The Under-Protection of Women Under Korean Criminal Law

How to Cite

Cho, K. (2008). The Under-Protection of Women Under Korean Criminal Law. Columbia Journal of Asian Law, 22(1).


Since the Republic of Korea (“Korea”) politically democratized in the late 1980s, efforts have been made to achieve comparable democratization in the social and cultural spheres.  Many other concerns which had previously been overshadowed by the goal of achieving political freedom from authoritarian military rule, such as women’s human rights in the criminal justice system, have since received increased attention.  Korean women’s groups, such as the Korean Women’s Association United, have persistently demanded that victims of sexual violence be well cared for and protected.  In 1992, a girl killed her stepfather, who had repeatedly raped and abused her since she was twelve years old.  This case drew attention to domestic violence and the killing of male abusers by battered women.  Although two special Acts to punish sexual and domestic violence were passed in response to the activism of the women’s movement in the 1990s, Korean criminal law and jurisprudence still do not fully address the issues surrounding women’s human rights in criminal justice.

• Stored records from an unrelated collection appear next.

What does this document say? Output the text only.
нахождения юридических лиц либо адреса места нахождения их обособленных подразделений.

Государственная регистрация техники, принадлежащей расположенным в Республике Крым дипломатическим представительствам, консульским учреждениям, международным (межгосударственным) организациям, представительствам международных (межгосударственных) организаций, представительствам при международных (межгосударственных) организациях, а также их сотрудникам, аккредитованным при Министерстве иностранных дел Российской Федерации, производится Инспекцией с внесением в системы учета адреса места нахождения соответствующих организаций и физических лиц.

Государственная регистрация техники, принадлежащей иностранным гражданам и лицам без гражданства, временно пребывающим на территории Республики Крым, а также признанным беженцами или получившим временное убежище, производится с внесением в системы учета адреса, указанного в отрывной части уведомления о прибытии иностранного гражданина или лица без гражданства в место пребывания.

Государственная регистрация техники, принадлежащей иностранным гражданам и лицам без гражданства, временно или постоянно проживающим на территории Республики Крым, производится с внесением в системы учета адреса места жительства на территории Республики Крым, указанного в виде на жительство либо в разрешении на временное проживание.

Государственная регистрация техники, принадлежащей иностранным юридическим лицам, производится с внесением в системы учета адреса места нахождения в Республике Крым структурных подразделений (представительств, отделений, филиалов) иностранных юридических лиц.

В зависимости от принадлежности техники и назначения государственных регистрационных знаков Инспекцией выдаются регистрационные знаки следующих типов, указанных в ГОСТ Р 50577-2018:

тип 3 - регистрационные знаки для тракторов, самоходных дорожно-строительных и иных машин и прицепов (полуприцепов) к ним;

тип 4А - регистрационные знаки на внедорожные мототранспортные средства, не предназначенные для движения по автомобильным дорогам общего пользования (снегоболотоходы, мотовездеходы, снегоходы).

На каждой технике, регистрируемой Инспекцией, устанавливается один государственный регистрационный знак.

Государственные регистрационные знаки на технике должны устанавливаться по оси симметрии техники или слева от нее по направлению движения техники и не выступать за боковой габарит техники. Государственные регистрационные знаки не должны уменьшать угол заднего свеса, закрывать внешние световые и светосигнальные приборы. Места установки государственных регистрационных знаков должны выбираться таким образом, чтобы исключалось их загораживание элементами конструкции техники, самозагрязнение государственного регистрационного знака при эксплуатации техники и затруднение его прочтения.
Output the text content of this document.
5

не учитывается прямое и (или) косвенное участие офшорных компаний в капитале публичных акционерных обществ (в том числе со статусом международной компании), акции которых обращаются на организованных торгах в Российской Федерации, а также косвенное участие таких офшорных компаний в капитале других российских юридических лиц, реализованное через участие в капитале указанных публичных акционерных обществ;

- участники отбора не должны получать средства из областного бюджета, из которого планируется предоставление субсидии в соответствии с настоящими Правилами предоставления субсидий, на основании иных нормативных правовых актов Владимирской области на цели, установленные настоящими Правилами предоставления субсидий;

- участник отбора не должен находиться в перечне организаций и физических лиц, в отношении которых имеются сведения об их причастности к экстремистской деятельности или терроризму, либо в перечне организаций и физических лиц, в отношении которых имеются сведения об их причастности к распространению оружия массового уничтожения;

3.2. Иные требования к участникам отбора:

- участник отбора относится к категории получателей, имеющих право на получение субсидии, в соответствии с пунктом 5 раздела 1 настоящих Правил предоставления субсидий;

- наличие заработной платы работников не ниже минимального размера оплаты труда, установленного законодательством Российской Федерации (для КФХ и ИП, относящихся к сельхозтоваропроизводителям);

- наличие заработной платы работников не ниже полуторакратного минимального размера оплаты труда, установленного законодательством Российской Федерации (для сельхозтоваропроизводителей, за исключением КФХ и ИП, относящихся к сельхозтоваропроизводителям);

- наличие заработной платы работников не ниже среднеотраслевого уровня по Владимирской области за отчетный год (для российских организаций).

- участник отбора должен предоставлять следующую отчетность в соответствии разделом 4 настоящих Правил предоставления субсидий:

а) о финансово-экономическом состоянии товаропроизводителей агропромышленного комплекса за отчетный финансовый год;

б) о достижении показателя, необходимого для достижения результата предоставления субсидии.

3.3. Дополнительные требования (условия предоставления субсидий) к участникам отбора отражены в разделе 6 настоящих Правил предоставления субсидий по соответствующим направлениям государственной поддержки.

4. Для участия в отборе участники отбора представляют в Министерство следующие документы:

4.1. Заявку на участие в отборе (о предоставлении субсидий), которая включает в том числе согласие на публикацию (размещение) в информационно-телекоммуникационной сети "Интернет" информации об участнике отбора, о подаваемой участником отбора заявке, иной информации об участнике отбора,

This article critically reviews Korean criminal law and procedure as they pertain to women.  First, it explores the male-centered definition of rape in Korean criminal law, which recognizes a marital exemption and continues to require the use of “utmost force/threat” and the victim to complain.  Second, it examines the experience of rape victims in the Korean criminal process and then briefly proposes and evaluates modifications for a new system of protection.  Third, it analyzes the reluctance of Korean jurisprudence to justify or excuse a battered woman’s killing of her abusive husband or partner in both confrontational and non-confrontational situations.